IRS Aided Millimeter-Wave Sensing and Communication: Beam Scanning, Beam Splitting, and Performance Analysis
Renwang Li, Xiaodan Shao, Shu Sun, Meixia Tao, Rui Zhang
TL;DR
This work addresses joint sensing and communication at mmWave frequencies by leveraging a semi-passive IRS to create virtual LoS paths for both data transmission and target angle estimation. It introduces a practical two-phase ISAC protocol that uses beam scanning during Phase I for initial beam and angle estimation and leverages data transmission in Phase II for enhanced sensing through either single-beam or beam-splitting strategies. The authors derive the achievable rate and CRB/MSE expressions, and show how system resources (REs/SEs, codebook size, and beam scanning duration) influence the trade-off between communication performance and sensing accuracy. Simulations corroborate the analysis, demonstrating the viability of the proposed approach and providing design insights for deploying IRS-aided ISAC in practical mmWave networks.
Abstract
Integrated sensing and communication (ISAC) has attracted growing interests for enabling the future 6G wireless networks, due to its capability of sharing spectrum and hardware resources between communication and sensing systems. However, existing works on ISAC usually need to modify the communication protocol to cater for the new sensing performance requirement, which may be difficult to implement in practice. In this paper, we study a new intelligent reflecting surface (IRS) aided millimeter-wave (mmWave) ISAC system by exploiting the distinct beam scanning operation in mmWave communications to achieve efficient sensing at the same time. First, we propose a two-phase ISAC protocol aided by a semi-passive IRS, consisting of beam scanning and data transmission. Specifically, in the beam scanning phase, the IRS finds the optimal beam for reflecting signals from the base station to a communication user via its passive elements. Meanwhile, the IRS directly estimates the angle of a nearby target based on echo signals from the target using its equipped active sensing element.

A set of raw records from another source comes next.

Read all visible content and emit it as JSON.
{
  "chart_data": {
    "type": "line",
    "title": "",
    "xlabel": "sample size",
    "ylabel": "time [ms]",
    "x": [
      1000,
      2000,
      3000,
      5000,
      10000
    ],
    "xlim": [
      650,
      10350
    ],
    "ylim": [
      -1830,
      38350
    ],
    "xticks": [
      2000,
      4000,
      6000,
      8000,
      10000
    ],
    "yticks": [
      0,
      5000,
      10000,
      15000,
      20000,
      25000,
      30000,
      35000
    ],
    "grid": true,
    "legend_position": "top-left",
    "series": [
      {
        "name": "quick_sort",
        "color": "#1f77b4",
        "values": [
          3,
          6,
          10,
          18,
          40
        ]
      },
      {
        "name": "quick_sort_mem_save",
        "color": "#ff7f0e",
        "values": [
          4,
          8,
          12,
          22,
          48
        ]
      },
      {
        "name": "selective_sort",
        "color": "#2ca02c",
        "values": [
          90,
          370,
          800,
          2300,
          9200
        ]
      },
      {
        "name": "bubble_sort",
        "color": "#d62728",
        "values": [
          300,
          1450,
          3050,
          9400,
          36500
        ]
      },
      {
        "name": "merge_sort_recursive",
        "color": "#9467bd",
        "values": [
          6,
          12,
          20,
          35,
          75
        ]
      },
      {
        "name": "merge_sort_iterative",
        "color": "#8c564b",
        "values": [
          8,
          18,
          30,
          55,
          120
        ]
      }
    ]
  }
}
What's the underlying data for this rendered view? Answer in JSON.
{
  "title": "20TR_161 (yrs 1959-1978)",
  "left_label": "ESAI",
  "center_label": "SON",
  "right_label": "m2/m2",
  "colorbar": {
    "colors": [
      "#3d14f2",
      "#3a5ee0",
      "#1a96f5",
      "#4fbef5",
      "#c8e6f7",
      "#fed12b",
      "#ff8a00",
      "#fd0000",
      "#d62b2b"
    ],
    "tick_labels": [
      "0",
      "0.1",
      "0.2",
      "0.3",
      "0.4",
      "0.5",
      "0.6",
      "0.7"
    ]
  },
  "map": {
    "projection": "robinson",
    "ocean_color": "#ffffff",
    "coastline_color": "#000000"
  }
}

Then, in the data transmission phase, the sensing accuracy is further improved by leveraging the data signals via possible IRS beam splitting. Next, we derive the achievable rate of the communication user as well as the Cramér-Rao bound and the approximate mean square error of the target angle estimation Finally, extensive simulation results are provided to verify our analysis as well as the effectiveness of the proposed scheme.